I guess there isn’t much we can do about it, but so many political leaders and TV comedians and late night hosts are quoted all the time but their words are the words of a panel of writers. Even JFK’s famous ‘Ich Bin Ein Berliner’ might not have been his. For all we know he might have stolen it from the waiter who served him his wiener schnitzel that afternoon.
And was what was supposedly said on some auspicious occasion really what was said? At the risk of eternal damnation, was there a team of stenographers in the crowd at the Sermon on the Mount? I don’t know I’m just asking.
I didn’t intend to fill this column with humorous quotes but even a lazy person such as me gives into temptation when a deadline is looming.
One of the truly great entertainers, the late Danish humourist and classical pianist, Victor Borge, once said, ‘The difference between a violin and a viola is a viola burns longer.’ That’s funny, unless you just spent a couple of hundred grand on a Stradivarius.
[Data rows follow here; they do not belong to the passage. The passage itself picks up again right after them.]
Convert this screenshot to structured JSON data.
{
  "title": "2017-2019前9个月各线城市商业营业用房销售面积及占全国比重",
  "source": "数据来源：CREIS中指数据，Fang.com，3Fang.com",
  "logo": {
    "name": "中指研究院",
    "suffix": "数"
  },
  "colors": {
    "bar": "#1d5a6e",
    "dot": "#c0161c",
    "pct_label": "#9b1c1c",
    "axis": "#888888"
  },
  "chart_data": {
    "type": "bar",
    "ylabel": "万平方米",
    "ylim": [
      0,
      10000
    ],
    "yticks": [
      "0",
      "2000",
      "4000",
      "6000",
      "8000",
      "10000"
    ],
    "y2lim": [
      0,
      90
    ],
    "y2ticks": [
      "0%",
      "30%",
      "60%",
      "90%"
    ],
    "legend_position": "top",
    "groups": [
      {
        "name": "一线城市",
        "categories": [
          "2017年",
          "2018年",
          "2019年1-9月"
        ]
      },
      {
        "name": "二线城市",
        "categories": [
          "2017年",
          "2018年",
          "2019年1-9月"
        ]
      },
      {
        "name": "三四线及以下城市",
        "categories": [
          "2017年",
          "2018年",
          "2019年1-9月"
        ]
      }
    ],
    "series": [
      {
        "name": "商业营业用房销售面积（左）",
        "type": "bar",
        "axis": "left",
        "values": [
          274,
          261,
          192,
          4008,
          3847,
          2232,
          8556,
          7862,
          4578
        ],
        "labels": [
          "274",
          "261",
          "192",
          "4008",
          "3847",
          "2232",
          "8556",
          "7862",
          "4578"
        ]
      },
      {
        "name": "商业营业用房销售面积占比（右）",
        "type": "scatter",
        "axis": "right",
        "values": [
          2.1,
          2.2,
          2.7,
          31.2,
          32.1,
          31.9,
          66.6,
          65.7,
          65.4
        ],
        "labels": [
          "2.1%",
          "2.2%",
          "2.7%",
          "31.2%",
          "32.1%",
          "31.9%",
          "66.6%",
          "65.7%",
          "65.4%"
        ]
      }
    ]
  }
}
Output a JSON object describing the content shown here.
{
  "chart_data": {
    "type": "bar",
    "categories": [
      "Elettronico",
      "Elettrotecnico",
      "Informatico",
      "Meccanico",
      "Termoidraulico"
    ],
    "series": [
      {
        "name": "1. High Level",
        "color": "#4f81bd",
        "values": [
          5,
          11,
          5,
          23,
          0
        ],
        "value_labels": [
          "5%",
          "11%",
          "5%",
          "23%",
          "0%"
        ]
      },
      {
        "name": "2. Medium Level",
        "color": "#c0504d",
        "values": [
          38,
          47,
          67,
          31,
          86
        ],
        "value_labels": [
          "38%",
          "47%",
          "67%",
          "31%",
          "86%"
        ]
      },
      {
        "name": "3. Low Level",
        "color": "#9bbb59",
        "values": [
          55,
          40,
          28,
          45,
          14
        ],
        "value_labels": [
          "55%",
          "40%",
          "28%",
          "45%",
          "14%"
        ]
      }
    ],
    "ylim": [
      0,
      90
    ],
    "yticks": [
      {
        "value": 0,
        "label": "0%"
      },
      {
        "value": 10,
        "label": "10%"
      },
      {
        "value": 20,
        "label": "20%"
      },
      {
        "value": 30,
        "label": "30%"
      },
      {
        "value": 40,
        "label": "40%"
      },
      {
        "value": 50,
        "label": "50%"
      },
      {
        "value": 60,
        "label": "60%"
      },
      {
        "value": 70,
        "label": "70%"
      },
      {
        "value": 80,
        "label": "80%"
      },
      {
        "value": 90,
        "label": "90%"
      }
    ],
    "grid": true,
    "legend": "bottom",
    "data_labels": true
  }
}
You must remember him and his phonetic punctuation on Ed Sullivan – unless you are but a child and don’t even remember Sullivan.
Thomas Beecham, famed conductor of the London and the Royal Philharmonic Orchestras, said ‘No operatic star has yet died soon enough for me.’ He also said, ‘There are two golden rules for an orchestra; start together and finish together. The public doesn’t give a damn what goes on in between.’
Dave Barry, the award- winning humour writer, and nationally syndicated columnist for the Miami Herald, is in the Digest book no less than 23 times and I could go on for hours about him. I have three of his books and pick them up whenever I think the U.S. is going to hell and remember he is their one saving grace.
Dave said, ‘If you surveyed a hundred typical middle-aged Americans, I bet you’d find that only two of them could tell you their blood type, but every last one of them would know the theme song from the Beverley Hillbillies.
‘Electricity is made up of extremely tiny particles called electrons that you cannot see with the naked eye unless you have been drinking.’
‘Karate is a form of martial arts in which people who have had years and years of training can, using only their hands and feet, make some of the worst movies in the history of the world.’
‘Another source of guidance for teenagers is television, but television’s message has always been that the need for truth, wisdom and world peace pales by comparison with the need for a toothpaste that offers whiter teeth and fresher breath.’
I could not leave without a few lines from my favourite humourist, Allan Stewart Konigsberg, better known as Woody Allen. Woody is famous for his weird movies, comedy albums and also for running off with his adopted daughter.
‘If my films make one more person miserable, I feel I have done my job.’
‘The lion shall lay down with the calf, but the calf won’t get much sleep’
‘Not only is there no God, try getting a plumber on weekends.’
Woody’s one regret in life is that he is not someone else.